SEさんに基本的な操作指導・説明に週に1〜2回来てもらい、電算番頭の流れが理解できたのですが、マスタ作りが一向に進まず、SEさんに「マスタ作りに専念してください」と言われました。流れが理解でき、SEさんに来てもらってもしょうがないと思い、「来てもらわなくてもやります。」と言ったものの・・・なかなかマスタも作れず、触ることもままならなかった。またSEさんに毎週来てもらうようになっていました。私が触って覚えないことには、みんなに伝えられないし、とにかく電算番頭を理解して、実際の運用を考えて使わないといけない。そういう時間も・・・と言いますか、1人でやっていると分からないものに触りたくないという感じだったのです。
マスタが出来た!
 なかなか作れなかったマスタも、最後のお正月休み10日くらいで一気に作ることにしました。週末のような中途半端な時間では、全体が見えてこなかったのですが、10日くらいまとまった時間があると全体がやっと見え、マスタも完成しました。全体としてどうまとめるか、ある程度の時間が必要だったのです。 今までのマスタは体系的でなく覚えづらいものだったので、ほとんど使いませんでした。最初の3桁で大まかな分類というように、体系的でかなり分かり易いマスタになったように思います。

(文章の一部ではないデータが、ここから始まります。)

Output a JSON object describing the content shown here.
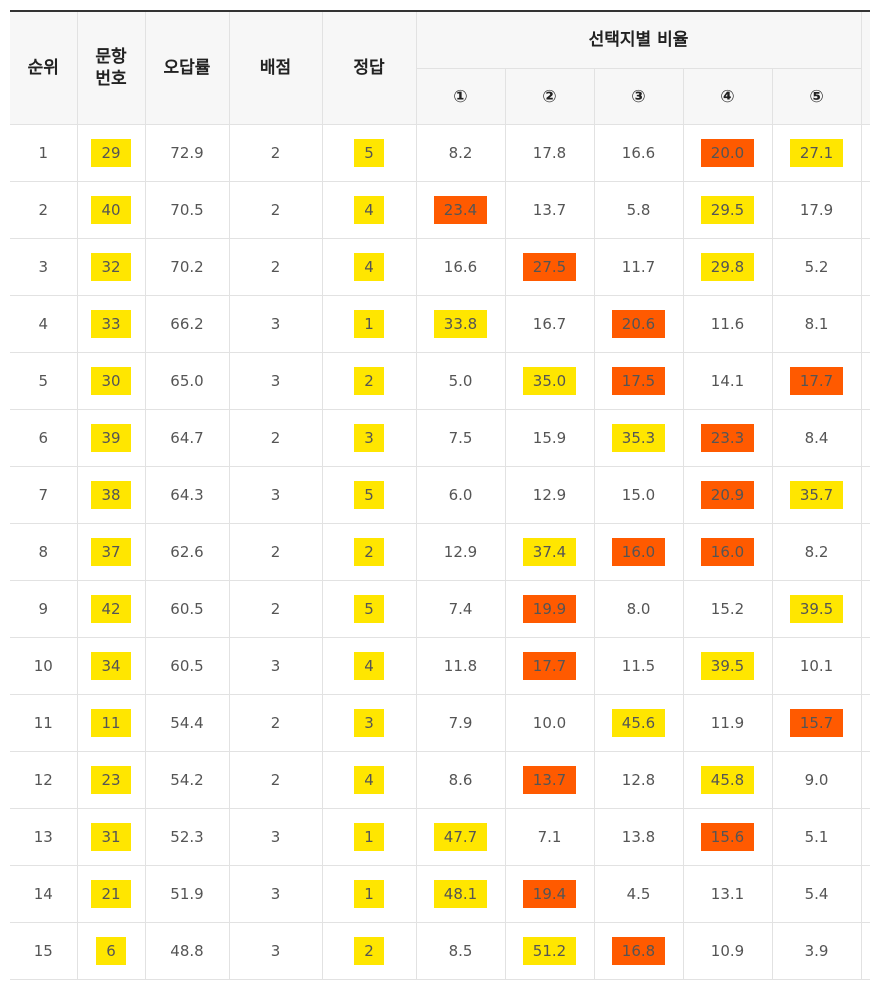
{
  "headers": {
    "rank": "순위",
    "qnum": "문항\n번호",
    "wrong_rate": "오답률",
    "points": "배점",
    "answer": "정답",
    "choice_ratio": "선택지별 비율",
    "choices": [
      "①",
      "②",
      "③",
      "④",
      "⑤"
    ]
  },
  "rows": [
    {
      "rank": "1",
      "qnum": "29",
      "wrong": "72.9",
      "points": "2",
      "answer": "5",
      "c": [
        "8.2",
        "17.8",
        "16.6",
        "20.0",
        "27.1"
      ],
      "orange": 3
    },
    {
      "rank": "2",
      "qnum": "40",
      "wrong": "70.5",
      "points": "2",
      "answer": "4",
      "c": [
        "23.4",
        "13.7",
        "5.8",
        "29.5",
        "17.9"
      ],
      "orange": 0
    },
    {
      "rank": "3",
      "qnum": "32",
      "wrong": "70.2",
      "points": "2",
      "answer": "4",
      "c": [
        "16.6",
        "27.5",
        "11.7",
        "29.8",
        "5.2"
      ],
      "orange": 1
    },
    {
      "rank": "4",
      "qnum": "33",
      "wrong": "66.2",
      "points": "3",
      "answer": "1",
      "c": [
        "33.8",
        "16.7",
        "20.6",
        "11.6",
        "8.1"
      ],
      "orange": 2
    },
    {
      "rank": "5",
      "qnum": "30",
      "wrong": "65.0",
      "points": "3",
      "answer": "2",
      "c": [
        "5.0",
        "35.0",
        "17.5",
        "14.1",
        "17.7"
      ],
      "orange": [
        2,
        4
      ]
    },
    {
      "rank": "6",
      "qnum": "39",
      "wrong": "64.7",
      "points": "2",
      "answer": "3",
      "c": [
        "7.5",
        "15.9",
        "35.3",
        "23.3",
        "8.4"
      ],
      "orange": 3
    },
    {
      "rank": "7",
      "qnum": "38",
      "wrong": "64.3",
      "points": "3",
      "answer": "5",
      "c": [
        "6.0",
        "12.9",
        "15.0",
        "20.9",
        "35.7"
      ],
      "orange": 3
    },
    {
      "rank": "8",
      "qnum": "37",
      "wrong": "62.6",
      "points": "2",
      "answer": "2",
      "c": [
        "12.9",
        "37.4",
        "16.0",
        "16.0",
        "8.2"
      ],
      "orange": [
        2,
        3
      ]
    },
    {
      "rank": "9",
      "qnum": "42",
      "wrong": "60.5",
      "points": "2",
      "answer": "5",
      "c": [
        "7.4",
        "19.9",
        "8.0",
        "15.2",
        "39.5"
      ],
      "orange": 1
    },
    {
      "rank": "10",
      "qnum": "34",
      "wrong": "60.5",
      "points": "3",
      "answer": "4",
      "c": [
        "11.8",
        "17.7",
        "11.5",
        "39.5",
        "10.1"
      ],
      "orange": 1
    },
    {
      "rank": "11",
      "qnum": "11",
      "wrong": "54.4",
      "points": "2",
      "answer": "3",
      "c": [
        "7.9",
        "10.0",
        "45.6",
        "11.9",
        "15.7"
      ],
      "orange": 4
    },
    {
      "rank": "12",
      "qnum": "23",
      "wrong": "54.2",
      "points": "2",
      "answer": "4",
      "c": [
        "8.6",
        "13.7",
        "12.8",
        "45.8",
        "9.0"
      ],
      "orange": 1
    },
    {
      "rank": "13",
      "qnum": "31",
      "wrong": "52.3",
      "points": "3",
      "answer": "1",
      "c": [
        "47.7",
        "7.1",
        "13.8",
        "15.6",
        "5.1"
      ],
      "orange": 3
    },
    {
      "rank": "14",
      "qnum": "21",
      "wrong": "51.9",
      "points": "3",
      "answer": "1",
      "c": [
        "48.1",
        "19.4",
        "4.5",
        "13.1",
        "5.4"
      ],
      "orange": 1
    },
    {
      "rank": "15",
      "qnum": "6",
      "wrong": "48.8",
      "points": "3",
      "answer": "2",
      "c": [
        "8.5",
        "51.2",
        "16.8",
        "10.9",
        "3.9"
      ],
      "orange": 2
    }
  ],
  "colors": {
    "correct_highlight": "#ffe600",
    "wrong_highlight": "#ff5a00"
  }
}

文字列は、検索する時に文字列順で表示されるので重要なんです。体系的であり、検索しやすいように作らなくてならなかったので本当に大変でした。一番心配していた50代の人でも使いこなしているんでマスタ作りは成功と言えるかもしれませんね。(笑)
結局、マスタが違うとイメージがわかなかったんでしょうね。自分のところで扱っているものでないと流れが分からなかった。作ったマスタが入ると、流れがわかり、電算番頭が今までと違って見えました。基本的な流れはどこの会社でもたいした違いはないが、電算番頭を使って実際の業務をどうするかが大事だと思う。電算番頭を入れて、どう使うのか、どう運用するのかが大事。
前の会社では、履歴が3ヶ月前までしか見れませんでしたが、電算番頭は、稼動から1年近い履歴が全部見れますね。毎日入出荷してるから、ある程度の数字は見れるようになりました。 電算番頭から簡単に抽出し、欲しいデータが見れるとご提案いただき、データネイチャーで分析をしています。以前は、得意先元帳で商品分類からあるメーカーの品物を探し、事務員さんが全部電卓で計算してました。今はデータネイチャーで商品分類をマスタ登録しているのでどこのお客さんが、あるメーカーの品物をいくら買ってるかすぐに数字が出てきます。はじめは、社員の方々に慣れてもらうのが大変でしたが、これで確実に粗利がとれるように会社が変化しました。